Они воют, кричат, плачут от страха, все эти жадные и глупые самки, восторженно аплодировавшие, когда им показывали в кино развалины Белграда, и думавшие, что война это только трофейные посылки. Они лишены стыда, они беззастенчиво говорят мужьям и женихам о своем животном страхе: помилуйте, их, чистокровных арийских производительниц, бомбят, как низких сербок или полек! Одна перепуганная самка пишет мужу: «Я не понимаю, что вы делаете на фронте, когда нас уже четвертую ночь подряд бомбят?..»

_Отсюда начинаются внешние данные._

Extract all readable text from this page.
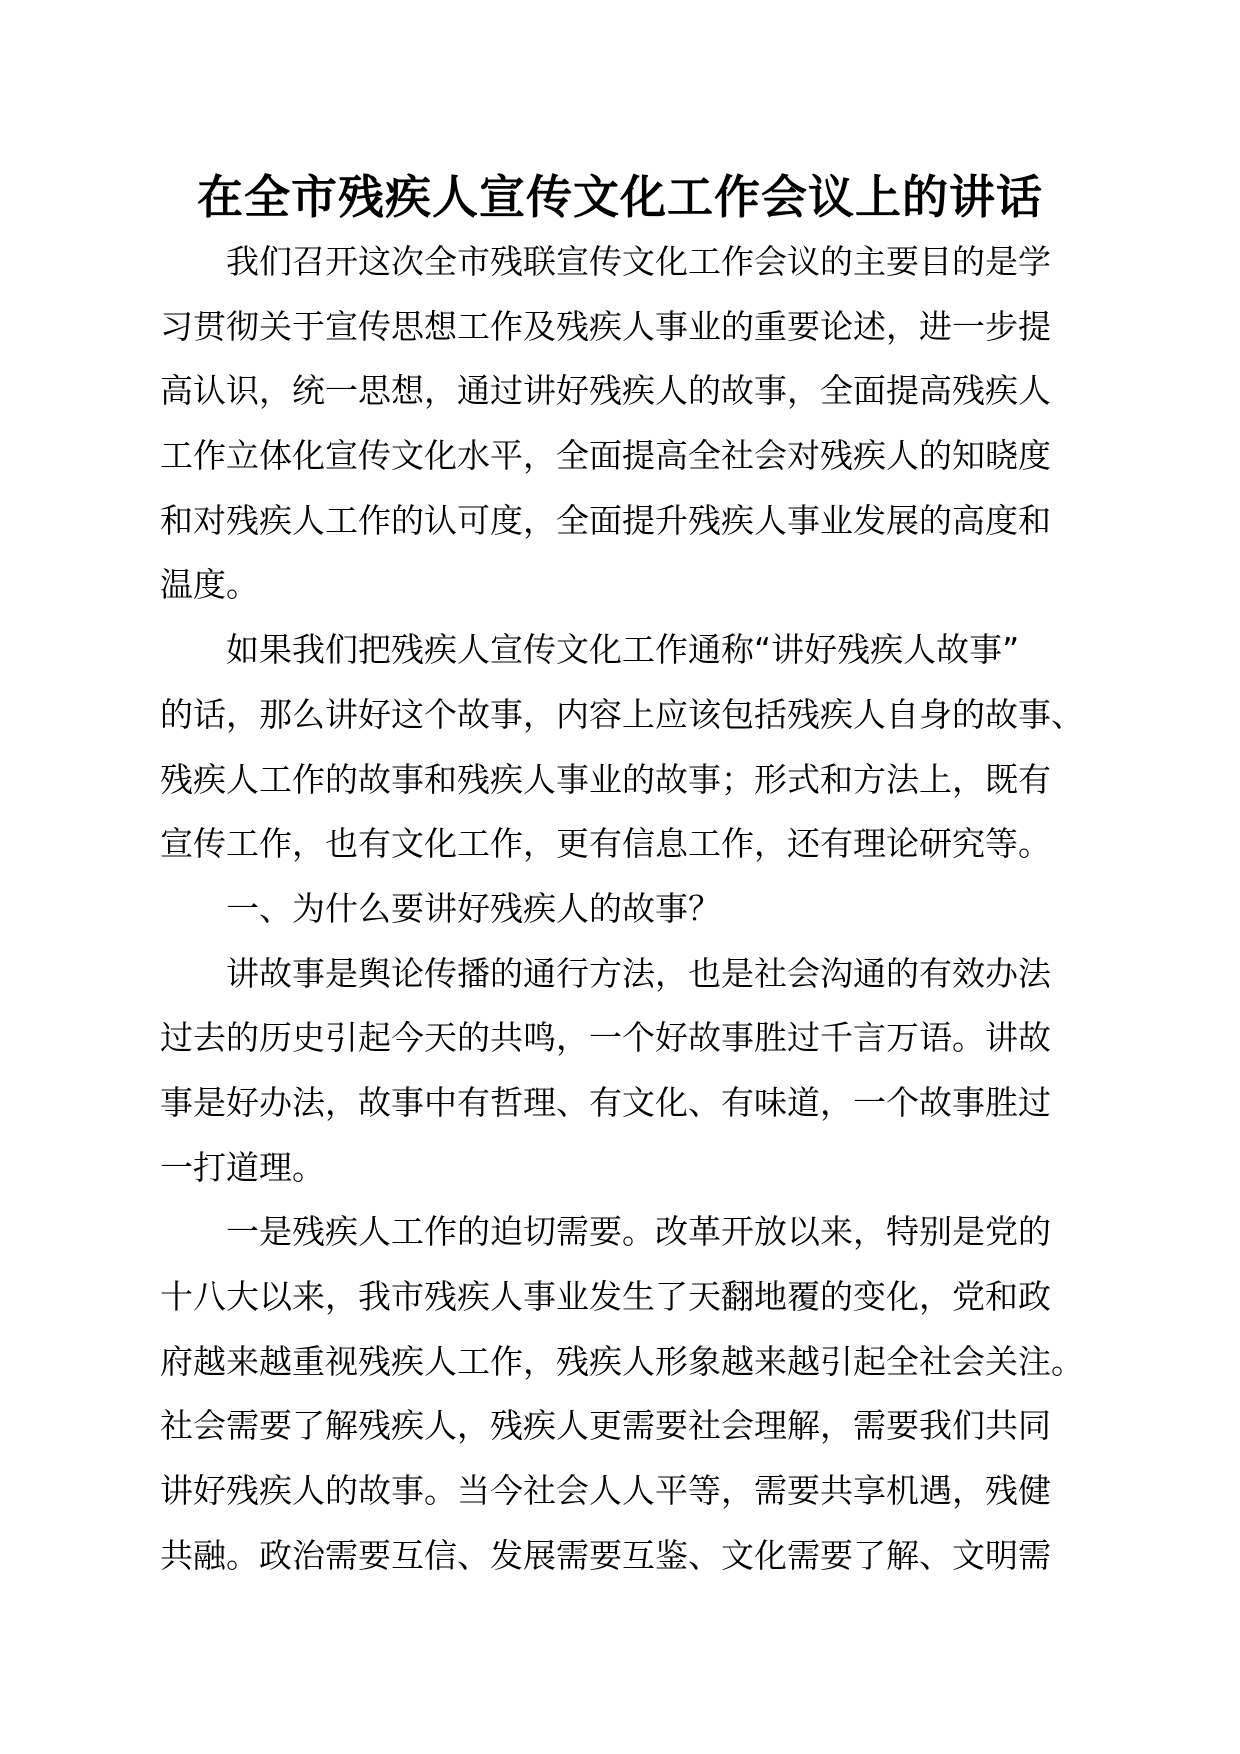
在全市残疾人宣传文化工作会议上的讲话
我们召开这次全市残联宣传文化工作会议的主要目的是学
习贯彻关于宣传思想工作及残疾人事业的重要论述，进一步提
高认识，统一思想，通过讲好残疾人的故事，全面提高残疾人
工作立体化宣传文化水平，全面提高全社会对残疾人的知晓度
和对残疾人工作的认可度，全面提升残疾人事业发展的高度和
温度。
如果我们把残疾人宣传文化工作通称“讲好残疾人故事”
的话，那么讲好这个故事，内容上应该包括残疾人自身的故事、
残疾人工作的故事和残疾人事业的故事；形式和方法上，既有
宣传工作，也有文化工作，更有信息工作，还有理论研究等。
一、为什么要讲好残疾人的故事？
讲故事是舆论传播的通行方法，也是社会沟通的有效办法
过去的历史引起今天的共鸣，一个好故事胜过千言万语。讲故
事是好办法，故事中有哲理、有文化、有味道，一个故事胜过
一打道理。
一是残疾人工作的迫切需要。改革开放以来，特别是党的
十八大以来，我市残疾人事业发生了天翻地覆的变化，党和政
府越来越重视残疾人工作，残疾人形象越来越引起全社会关注。
社会需要了解残疾人，残疾人更需要社会理解，需要我们共同
讲好残疾人的故事。当今社会人人平等，需要共享机遇，残健
共融。政治需要互信、发展需要互鉴、文化需要了解、文明需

«Томми среди бела дня посетили Аугсбург, им удалось кое-что напортить на заводах». «Проклятые англичане не дают нам спать, они хотят уничтожить Вюртемберг». «В Штутгарте разрушен целый квартал». «От Ростока немного осталось». «Дюссельдорф сильно пострадал». «Фирме Гизе поручили начать работы по восстановлению Любека, но нет материалов. Город разрушен». «Гамбург неузнаваем, как будто произошло землетрясение». «От нашего Дуисбурга скоро не останется и развалин».

Это все выдержки из женских писем. Истерика не затихает. Но вот особь мужского пола, некто Левальд пишет приятелю лейтенанту Егеру: «Как тебе писать о личных делах, когда над головой гудение сотен ночных бомбардировщиков? Мы чувствуем себя такими жалкими и пришибленными! Это удивительно глупое ощущение. Да, пора вам, Ганс, кончать дело на Востоке, чтобы по крайней мере взять оттуда воздушные силы. Ведь если томми будут нас так бомбить, то Западная Германия скоро выйдет из строя».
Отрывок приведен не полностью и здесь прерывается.